Soy partidario de la juventud cuando se trata de reproductores. Seguramente, entre criadores han oído
pláticas del famoso gallo que costo 3 mil dólares, o de la gran gallina que aún en su edad avanzada sigue
dando hijos fenomenales.
Tengo mucho respeto por los buenos reproductores entrados en años, sin embargo, por experiencia les digo
que los mejores pollos suelen darlos los reproductores jóvenes. He tenido y conservado reproductores
durante varios años, y de año a año he notado que la calidad de sus crías siempre se va para abajo, y es
por esto que prefiero escoger para recría los descendientes que me producen durante sus primeros años de
cría en lugar que los que producen durante sus años finales.
Es mi opinión que muchas familias de gallos buenos han sido arruinados a causa del uso de reproductores
viejos. Si se tiene la suerte de tener una familia superior hay que procurar perpetuarlas mediante el
casteo de ejemplares jóvenes producto de los buenos reproductores en sus primeros años de cría, y no
mediante la repetida cruza de reproductores viejos pasados de su plenitud.

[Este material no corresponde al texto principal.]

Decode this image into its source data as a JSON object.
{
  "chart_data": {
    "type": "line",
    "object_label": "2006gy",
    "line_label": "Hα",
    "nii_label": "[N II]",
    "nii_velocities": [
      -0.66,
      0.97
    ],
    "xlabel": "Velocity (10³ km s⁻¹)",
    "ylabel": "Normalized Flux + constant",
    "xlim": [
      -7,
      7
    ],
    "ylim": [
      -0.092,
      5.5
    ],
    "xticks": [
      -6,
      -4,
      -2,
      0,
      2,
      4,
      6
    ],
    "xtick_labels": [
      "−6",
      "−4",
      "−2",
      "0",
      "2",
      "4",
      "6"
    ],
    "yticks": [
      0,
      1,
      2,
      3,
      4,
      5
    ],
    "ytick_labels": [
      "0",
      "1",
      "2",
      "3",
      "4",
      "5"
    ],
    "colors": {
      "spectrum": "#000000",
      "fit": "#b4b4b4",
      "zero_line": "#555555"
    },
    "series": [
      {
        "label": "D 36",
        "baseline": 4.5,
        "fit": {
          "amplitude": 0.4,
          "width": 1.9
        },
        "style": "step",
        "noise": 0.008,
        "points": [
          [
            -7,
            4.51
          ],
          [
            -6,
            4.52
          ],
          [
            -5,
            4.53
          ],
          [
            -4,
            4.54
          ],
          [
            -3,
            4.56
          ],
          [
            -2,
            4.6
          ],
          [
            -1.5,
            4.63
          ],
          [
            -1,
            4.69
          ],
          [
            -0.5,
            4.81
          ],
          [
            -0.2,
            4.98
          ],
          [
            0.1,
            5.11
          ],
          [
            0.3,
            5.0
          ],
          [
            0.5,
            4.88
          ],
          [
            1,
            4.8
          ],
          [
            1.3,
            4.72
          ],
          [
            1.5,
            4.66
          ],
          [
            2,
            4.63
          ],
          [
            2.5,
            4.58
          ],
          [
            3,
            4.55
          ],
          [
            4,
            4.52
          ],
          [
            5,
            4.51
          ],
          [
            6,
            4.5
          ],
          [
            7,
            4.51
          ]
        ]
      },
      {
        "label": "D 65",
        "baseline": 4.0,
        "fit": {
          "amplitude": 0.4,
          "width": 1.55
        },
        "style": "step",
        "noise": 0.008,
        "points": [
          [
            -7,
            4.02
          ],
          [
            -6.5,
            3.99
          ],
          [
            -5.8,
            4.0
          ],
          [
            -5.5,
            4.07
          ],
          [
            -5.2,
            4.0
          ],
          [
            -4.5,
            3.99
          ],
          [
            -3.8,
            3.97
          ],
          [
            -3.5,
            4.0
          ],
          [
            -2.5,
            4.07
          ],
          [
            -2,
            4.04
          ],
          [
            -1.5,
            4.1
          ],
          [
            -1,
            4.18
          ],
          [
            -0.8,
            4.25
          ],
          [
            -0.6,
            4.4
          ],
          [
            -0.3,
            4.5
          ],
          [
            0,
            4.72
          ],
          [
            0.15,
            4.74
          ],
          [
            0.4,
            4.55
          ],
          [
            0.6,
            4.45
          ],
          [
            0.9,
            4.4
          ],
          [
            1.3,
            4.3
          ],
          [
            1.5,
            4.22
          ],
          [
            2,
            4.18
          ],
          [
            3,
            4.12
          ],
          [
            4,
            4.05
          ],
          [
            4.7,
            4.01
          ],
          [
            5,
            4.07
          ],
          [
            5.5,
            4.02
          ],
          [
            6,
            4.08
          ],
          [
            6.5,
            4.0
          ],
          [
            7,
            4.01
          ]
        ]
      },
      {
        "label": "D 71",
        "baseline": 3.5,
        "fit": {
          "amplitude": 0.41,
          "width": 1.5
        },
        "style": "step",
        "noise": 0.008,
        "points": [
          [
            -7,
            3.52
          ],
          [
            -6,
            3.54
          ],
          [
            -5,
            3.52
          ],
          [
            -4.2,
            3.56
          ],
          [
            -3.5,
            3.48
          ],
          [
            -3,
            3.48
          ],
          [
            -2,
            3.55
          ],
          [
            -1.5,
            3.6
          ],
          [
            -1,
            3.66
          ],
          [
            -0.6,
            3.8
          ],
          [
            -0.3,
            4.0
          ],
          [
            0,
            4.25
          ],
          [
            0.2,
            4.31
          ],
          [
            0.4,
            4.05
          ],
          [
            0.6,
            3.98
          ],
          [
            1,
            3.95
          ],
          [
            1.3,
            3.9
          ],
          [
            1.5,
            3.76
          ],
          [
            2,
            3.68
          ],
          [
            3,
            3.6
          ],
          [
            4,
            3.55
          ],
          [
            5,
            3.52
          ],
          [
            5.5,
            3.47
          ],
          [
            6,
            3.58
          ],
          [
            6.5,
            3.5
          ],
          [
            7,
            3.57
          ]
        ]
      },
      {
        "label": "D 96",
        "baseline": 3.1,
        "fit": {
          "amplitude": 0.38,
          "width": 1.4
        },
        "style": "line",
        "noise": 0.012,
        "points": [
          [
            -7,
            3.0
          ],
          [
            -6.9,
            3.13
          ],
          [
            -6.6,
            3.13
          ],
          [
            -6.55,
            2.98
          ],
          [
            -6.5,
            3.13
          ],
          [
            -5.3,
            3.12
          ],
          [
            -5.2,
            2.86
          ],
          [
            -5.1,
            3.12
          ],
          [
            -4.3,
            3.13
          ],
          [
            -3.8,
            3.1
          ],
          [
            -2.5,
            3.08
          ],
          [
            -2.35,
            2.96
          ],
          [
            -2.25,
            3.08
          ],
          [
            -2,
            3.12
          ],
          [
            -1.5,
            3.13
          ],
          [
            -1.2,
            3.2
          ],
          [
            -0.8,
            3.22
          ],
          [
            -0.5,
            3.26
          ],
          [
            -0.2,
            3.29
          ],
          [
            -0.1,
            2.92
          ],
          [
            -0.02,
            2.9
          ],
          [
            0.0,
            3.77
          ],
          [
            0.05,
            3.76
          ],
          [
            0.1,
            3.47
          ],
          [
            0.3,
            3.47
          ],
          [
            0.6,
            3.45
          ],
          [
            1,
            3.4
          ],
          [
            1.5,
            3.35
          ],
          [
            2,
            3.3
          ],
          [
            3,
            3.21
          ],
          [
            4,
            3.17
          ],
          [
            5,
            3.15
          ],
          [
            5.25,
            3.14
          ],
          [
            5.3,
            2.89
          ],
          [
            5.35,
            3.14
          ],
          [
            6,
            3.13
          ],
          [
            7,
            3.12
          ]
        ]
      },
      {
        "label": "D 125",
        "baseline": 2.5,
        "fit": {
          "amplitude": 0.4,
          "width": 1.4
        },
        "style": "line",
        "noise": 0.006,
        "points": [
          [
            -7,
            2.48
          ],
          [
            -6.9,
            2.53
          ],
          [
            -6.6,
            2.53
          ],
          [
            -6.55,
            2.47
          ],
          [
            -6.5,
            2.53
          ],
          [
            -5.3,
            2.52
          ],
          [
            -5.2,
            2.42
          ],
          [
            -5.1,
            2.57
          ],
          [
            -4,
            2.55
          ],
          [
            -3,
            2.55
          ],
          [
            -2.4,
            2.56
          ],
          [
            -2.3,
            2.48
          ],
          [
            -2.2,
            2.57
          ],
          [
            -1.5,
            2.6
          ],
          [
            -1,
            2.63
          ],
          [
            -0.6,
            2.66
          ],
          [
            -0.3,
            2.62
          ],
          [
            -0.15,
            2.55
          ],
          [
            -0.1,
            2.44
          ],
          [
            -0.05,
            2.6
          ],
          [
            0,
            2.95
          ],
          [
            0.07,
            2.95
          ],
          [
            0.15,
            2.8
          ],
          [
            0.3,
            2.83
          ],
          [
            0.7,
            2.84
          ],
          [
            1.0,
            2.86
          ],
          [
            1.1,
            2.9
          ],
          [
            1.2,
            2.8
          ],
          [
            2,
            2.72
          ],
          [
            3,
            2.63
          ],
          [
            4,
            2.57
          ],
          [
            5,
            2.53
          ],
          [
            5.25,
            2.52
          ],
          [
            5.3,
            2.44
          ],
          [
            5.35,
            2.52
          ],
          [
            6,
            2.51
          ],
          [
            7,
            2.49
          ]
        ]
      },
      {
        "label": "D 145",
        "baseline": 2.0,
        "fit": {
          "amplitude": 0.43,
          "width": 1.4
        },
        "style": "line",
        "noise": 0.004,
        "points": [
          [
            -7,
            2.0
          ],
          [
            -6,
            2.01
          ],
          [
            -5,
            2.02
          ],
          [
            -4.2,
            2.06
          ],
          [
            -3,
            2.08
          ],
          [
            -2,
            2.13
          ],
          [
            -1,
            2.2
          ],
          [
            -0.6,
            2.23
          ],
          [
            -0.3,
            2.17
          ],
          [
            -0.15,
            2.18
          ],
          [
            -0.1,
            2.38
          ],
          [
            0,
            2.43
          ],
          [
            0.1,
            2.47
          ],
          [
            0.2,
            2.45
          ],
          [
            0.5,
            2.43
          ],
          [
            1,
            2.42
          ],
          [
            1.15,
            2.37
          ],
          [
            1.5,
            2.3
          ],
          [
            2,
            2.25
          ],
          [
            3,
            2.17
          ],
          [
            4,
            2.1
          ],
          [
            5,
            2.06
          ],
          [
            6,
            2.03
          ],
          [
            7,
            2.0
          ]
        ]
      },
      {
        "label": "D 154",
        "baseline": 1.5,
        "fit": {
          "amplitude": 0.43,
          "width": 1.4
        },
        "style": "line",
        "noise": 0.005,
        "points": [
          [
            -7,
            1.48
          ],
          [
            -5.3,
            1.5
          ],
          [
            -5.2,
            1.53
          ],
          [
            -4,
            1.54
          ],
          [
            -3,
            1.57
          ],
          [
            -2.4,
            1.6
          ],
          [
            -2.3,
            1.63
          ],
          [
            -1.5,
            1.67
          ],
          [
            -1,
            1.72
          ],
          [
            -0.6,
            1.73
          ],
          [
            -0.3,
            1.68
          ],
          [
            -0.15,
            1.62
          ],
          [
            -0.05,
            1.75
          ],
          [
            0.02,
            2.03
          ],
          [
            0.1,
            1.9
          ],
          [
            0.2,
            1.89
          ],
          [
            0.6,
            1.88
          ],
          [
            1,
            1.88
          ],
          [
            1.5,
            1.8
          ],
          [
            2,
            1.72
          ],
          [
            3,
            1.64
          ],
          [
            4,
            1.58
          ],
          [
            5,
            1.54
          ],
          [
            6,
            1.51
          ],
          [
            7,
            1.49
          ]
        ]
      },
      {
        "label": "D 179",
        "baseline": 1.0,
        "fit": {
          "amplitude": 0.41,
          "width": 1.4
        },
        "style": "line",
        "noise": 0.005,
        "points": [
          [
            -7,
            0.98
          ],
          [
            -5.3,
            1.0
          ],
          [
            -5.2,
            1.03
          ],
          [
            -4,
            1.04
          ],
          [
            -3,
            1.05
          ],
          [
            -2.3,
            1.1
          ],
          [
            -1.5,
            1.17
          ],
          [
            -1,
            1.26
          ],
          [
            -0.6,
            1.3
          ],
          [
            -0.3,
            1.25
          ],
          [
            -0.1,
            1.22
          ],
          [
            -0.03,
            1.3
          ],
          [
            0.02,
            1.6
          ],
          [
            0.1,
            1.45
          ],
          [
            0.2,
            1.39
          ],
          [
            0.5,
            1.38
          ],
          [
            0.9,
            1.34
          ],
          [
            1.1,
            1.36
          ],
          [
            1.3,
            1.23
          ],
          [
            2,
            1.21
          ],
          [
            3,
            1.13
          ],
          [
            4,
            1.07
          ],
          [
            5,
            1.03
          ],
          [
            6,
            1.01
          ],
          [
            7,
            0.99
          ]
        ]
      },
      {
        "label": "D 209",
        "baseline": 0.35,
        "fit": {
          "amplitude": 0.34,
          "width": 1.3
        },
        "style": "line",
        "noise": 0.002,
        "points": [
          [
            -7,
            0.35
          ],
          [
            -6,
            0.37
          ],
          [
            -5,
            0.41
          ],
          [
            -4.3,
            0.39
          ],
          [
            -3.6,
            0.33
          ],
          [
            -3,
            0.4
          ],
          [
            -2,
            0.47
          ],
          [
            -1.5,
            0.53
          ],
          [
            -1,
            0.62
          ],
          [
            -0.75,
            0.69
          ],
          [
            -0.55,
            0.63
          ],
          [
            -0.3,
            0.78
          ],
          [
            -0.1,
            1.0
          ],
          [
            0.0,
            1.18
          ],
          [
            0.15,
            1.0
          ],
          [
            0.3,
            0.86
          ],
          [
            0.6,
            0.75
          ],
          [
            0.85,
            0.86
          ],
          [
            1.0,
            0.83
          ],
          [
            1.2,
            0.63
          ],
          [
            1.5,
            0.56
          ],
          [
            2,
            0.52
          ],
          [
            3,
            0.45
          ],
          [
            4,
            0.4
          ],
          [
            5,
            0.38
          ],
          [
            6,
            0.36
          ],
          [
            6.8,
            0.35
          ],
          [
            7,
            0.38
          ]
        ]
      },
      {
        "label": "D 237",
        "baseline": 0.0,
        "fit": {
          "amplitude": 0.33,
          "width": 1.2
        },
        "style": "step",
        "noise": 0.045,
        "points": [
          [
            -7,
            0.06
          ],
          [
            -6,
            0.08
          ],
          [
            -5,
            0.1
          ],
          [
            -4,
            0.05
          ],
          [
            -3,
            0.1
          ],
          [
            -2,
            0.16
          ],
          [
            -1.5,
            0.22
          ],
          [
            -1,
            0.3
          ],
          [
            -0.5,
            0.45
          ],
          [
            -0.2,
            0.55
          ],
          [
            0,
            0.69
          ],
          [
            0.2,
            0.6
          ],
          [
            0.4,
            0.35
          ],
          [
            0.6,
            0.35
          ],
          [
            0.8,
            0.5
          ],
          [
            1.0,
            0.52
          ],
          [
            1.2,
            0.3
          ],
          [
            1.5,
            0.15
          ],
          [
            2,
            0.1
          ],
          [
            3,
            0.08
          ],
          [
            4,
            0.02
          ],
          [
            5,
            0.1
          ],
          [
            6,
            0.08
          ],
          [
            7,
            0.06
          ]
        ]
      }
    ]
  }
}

Esto es especialmente valido con respecto a las hembras que, aunque mantengan aspectos de pollas, sus
capacidades reproductivas van deteriorándose. Por razones que desconozco, los machos parecen retener por
mayor tiempo la capacidad para reproducir bien, a veces durante toda su vida, mientras sean fértiles, lo
cual no sucede con las gallinas. Se que hay excepciones a esta regla y muchos podrán aportar evidencia en
contra de esta información, pero esta ha sido mi experiencia.
En varias ocasiones he intentado revivir sangres famosas, consiguiendo una gallina ya entrada en años de
la estirpe. En una ocasión durante mi juventud el famoso criador Law me regaló la gallina madre de unos
gallos que años atrás le habían ganado el Torneo de Orlando de la Florida, que en esos tiempos era de
mucho prestigio y uno de los más difíciles de ganar en los Estados Unidos. <<No podía creer mi buena
suerte de obtener esta gallina que cruce con mis mejores sementales jóvenes y no me dio mas que un puñado
de pollos débiles e inservibles>>. A lo mejor el sr. Law sabia lo que estaba haciendo al regalarla.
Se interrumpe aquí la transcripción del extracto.